21° Conseil régional de Rhône-Alpes : départements de l'Ain, de l'Ardèche, de la Drôme, de l'Isère, de la Loire, du Rhône, de la Savoie et de la Haute-Savoie ;

22° Conseil interrégional des Antilles et de Guyane : départements de la Guadeloupe, de la Guyane et de la Martinique.
 

 


Section 3

Suspension temporaire du droit d'exercer
 

Article R. 4124-3


Dans le cas d'infirmité ou d'état pathologique rendant dangereux l'exercice de la profession, la suspension temporaire du droit d'exercer est prononcée par le conseil régional ou interrégional pour une période déterminée, qui peut, s'il y a lieu, être renouvelée. Elle ne peut être ordonnée que sur un rapport motivé adressé au conseil et établi par trois médecins experts spécialisés, désignés l'un par l'intéressé ou ses proches, le deuxième par le conseil départemental et le troisième par les deux premiers. En cas de carence de l'intéressé ou de ses proches, la désignation du premier expert est faite à la demande du conseil par le président du tribunal de grande instance.

Le conseil peut être saisi soit par le conseil départemental, soit par le préfet. L'expertise prévue à l'alinéa précédent est effectuée au plus tard dans le délai de deux mois à compter de la saisine du conseil.

Recours de la décision du conseil peut être fait devant l'instance d'appel du conseil national par le praticien intéressé et par les autorités ci-dessus indiquées, dans les dix jours de la notification de la décision. Le recours n'a pas d'effet suspensif.

Si le conseil régional ou interrégional n'a pas statué dans le délai de trois mois à compter de la demande dont il est saisi, l'affaire est portée devant l'instance d'appel.

Le conseil régional ou interrégional et, le cas échéant, l'instance d'appel peuvent subordonner la reprise de l'activité professionnelle à la constatation de l'aptitude de l'intéressé par une nouvelle expertise, effectuée, à la diligence du conseil départemental, dans les conditions ci-dessus prévues, dans le mois qui précède l'expiration de la période de suspension.
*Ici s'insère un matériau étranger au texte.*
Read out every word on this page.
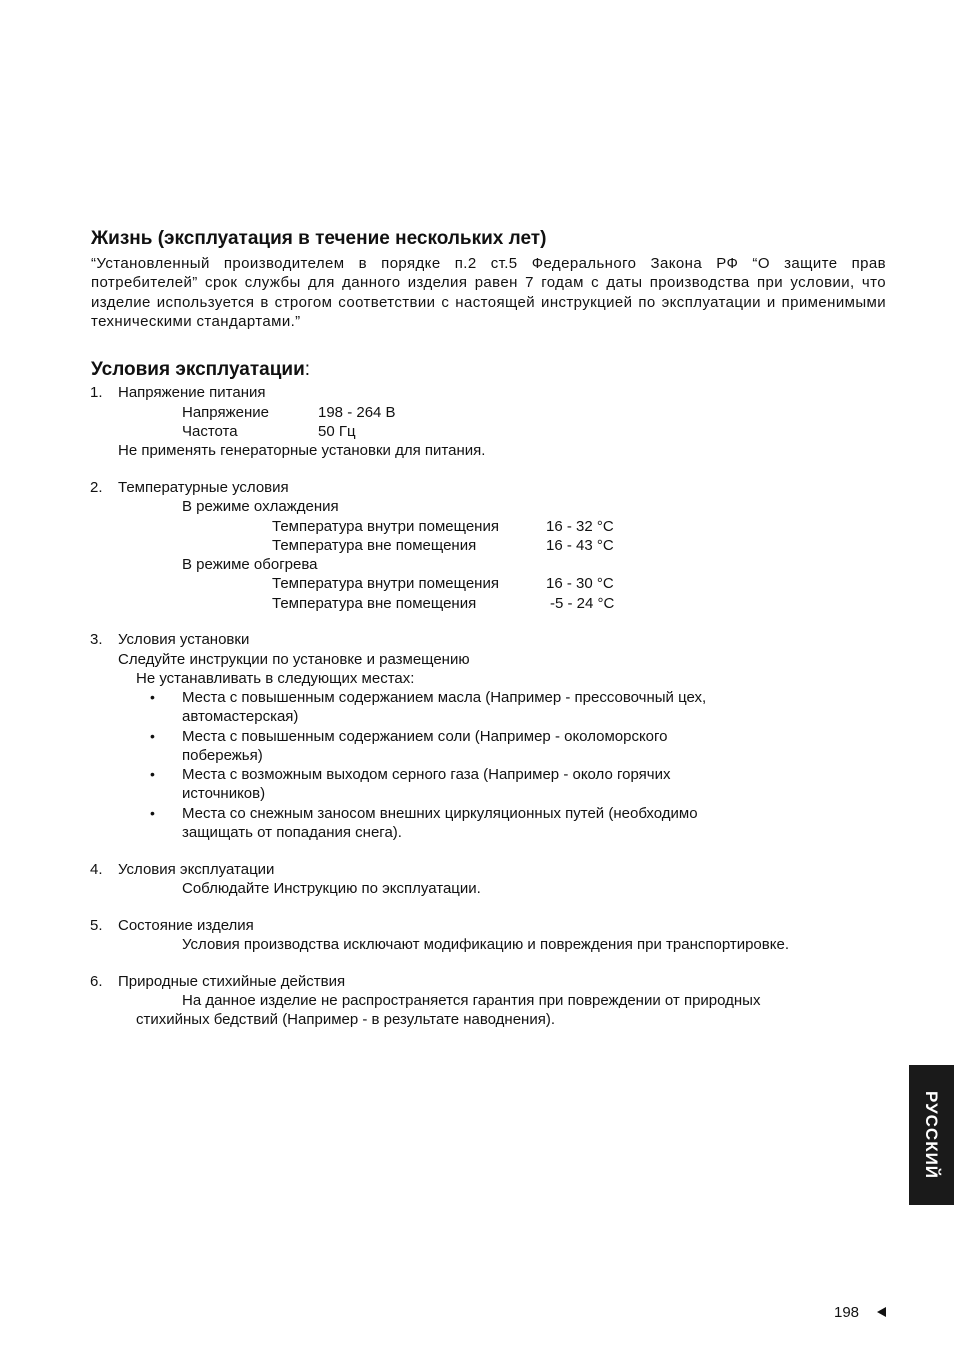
Жизнь (эксплуатация в течение нескольких лет)
“Установленный производителем в порядке п.2 ст.5 Федерального Закона РФ “О защите прав потребителей” срок службы для данного изделия равен 7 годам с даты производства при условии, что изделие используется в строгом соответствии с настоящей инструкцией по эксплуатации и применимыми техническими стандартами.”
Условия эксплуатации:
1. Напряжение питания
Напряжение	198 - 264 В
Частота	50 Гц
Не применять генераторные установки для питания.
2. Температурные условия
В режиме охлаждения
Температура внутри помещения	16 - 32 °C
Температура вне помещения	16 - 43 °C
В режиме обогрева
Температура внутри помещения	16 - 30 °C
Температура вне помещения	-5 - 24 °C
3. Условия установки
Следуйте инструкции по установке и размещению
Не устанавливать в следующих местах:
• Места с повышенным содержанием масла (Например - прессовочный цех,
автомастерская)
• Места с повышенным содержанием соли (Например - околоморского
побережья)
• Места с возможным выходом серного газа (Например - около горячих
источников)
• Места со снежным заносом внешних циркуляционных путей (необходимо
защищать от попадания снега).
4. Условия эксплуатации
Соблюдайте Инструкцию по эксплуатации.
5. Состояние изделия
Условия производства исключают модификацию и повреждения при транспортировке.
6. Природные стихийные действия
На данное изделие не распространяется гарантия при повреждении от природных
стихийных бедствий (Например - в результате наводнения).
РУССКИЙ
198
Si cette expertise est défavorable au praticien, celui-ci peut saisir le conseil régional ou interrégional et l'instance d'appel.
 


Chapitre VI

Procédure disciplinaire

Section 1

Action disciplinaire
 

Article R. 4126-1


Dans l'attente de la publication du décret mentionné à l'article L. 4124-11, la procédure disciplinaire reste régie par les dispositions du décret n° 48-1671 du 26 octobre 1948 relatif au fonctionnement des conseils de l'ordre des médecins, des chirurgiens-dentistes et des sages-femmes et de la section disciplinaire du Conseil national de l'ordre des médecins.
 


Section 2

Praticiens prestataires de services
 

Article R. 4126-2


Le médecin, le chirurgien-dentiste ou la sage-femme prestataire de services est soumis à la juridiction disciplinaire du conseil régional ou interrégional de l'ordre compétent dans le ressort duquel il exécute l'acte professionnel.

Lorsqu'un prestataire de services est traduit devant un conseil régional ou interrégional, ce conseil en avise sans délai le Conseil national de l'ordre de la profession concernée.

Dans le cas où plusieurs conseils sont simultanément saisis de plaintes contre un prestataire de services, le Conseil national de la profession concernée désigne le conseil qui statue sur les plaintes.
 

Article R. 4126-3


L'Etat membre de la Communauté européenne ou partie à l'accord sur l'Espace économique européen où est établi le prestataire de services est immédiatement informé de la sanction prise contre ce dernier.
 

Article R. 4126-4


Les dispositions de la présente section ne sont pas applicables aux praticiens qui bénéficient des stipulations des conventions en vigueur relatives aux praticiens frontaliers.